1.4.5 28 August 2005
Functionality:
* ngram -debug 0 -ppl now outputs statistics for each input section
delimited by escape lines, in addition to overall results (based on
a modification by Dustin Hillard). ngram -debug 1 and higher behave as
before.
* ngram -loglinear-mix implements log-linear mixture LMs.
* LoglinearMix: new class to support the above.
* VocabMap: added remove(.) method to remove all entries for given
source word.
* WordMesh: added wordColumn() function to return confusion set at
given position (contributed by Dustin).
* Lattice: added readMesh() function to read in confusion networks
(from Dustin).
* lattice-tool -read-mesh allows handling in confusion network format
(from Dustin).
* nbest-optimize -1best-first implements a heuristic strategy whereby
the relative score weights are first optimized in -1best mode, followed
by full optimization together with posterior scale.
* nbest-optimize -max-time forces search to time out if new best
weights aren't found within a certain number of seconds.
* New script combine-rover-controls to merge multiple nbest-rover
control files for system combination.
Bug fixes:
* disambig clears old map entries when encountering a duplicate
definition for a source word.
* nbest-optimize: posterior scaling of fixed weights was broken.
* WordMesh, nbest-lattice: do better error checking on reading
confusion network files, handle numalign and posterior specs out of
order.
* lattice-tool had a bug in the handling of HTK format lattices that
do not contain an explicit specification of initial/final nodes.
* Added proper copy constructors and assignment operators for
Array, SArray, and LHash classes. This in turn makes the copy
constructor for NgramLM and other classes work properly.

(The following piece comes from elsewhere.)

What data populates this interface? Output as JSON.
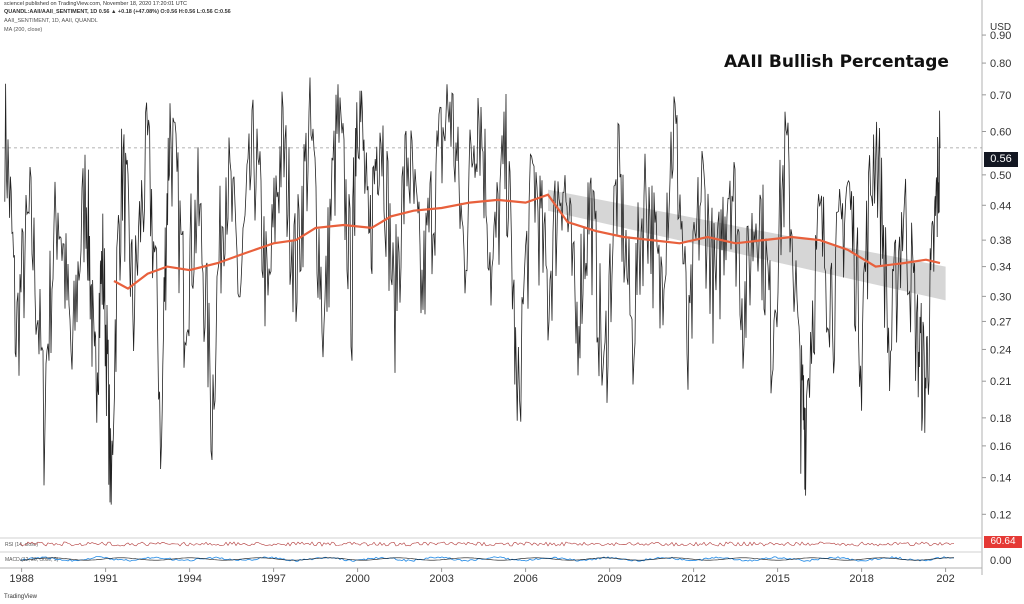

(Assignment still doesn't work for some higher-level classes because
of reference (&) variable members.)
* Fixed minor bug in the ngram -skipoovs implementation, found by
Alexandre Patry.
Portability:
* Port to win32-mingw platform (by Jing Zheng). Doesn't support
compressed file i/o, or the -max-time options in nbest-optimize and
lattice-tool.
* Minor tweaks for compilation with gcc-4.0.1.
* Renamed HTKLink class to HTKWordInfo, which is more appropriate and
avoids a naming conflict with SRI's Decipher software.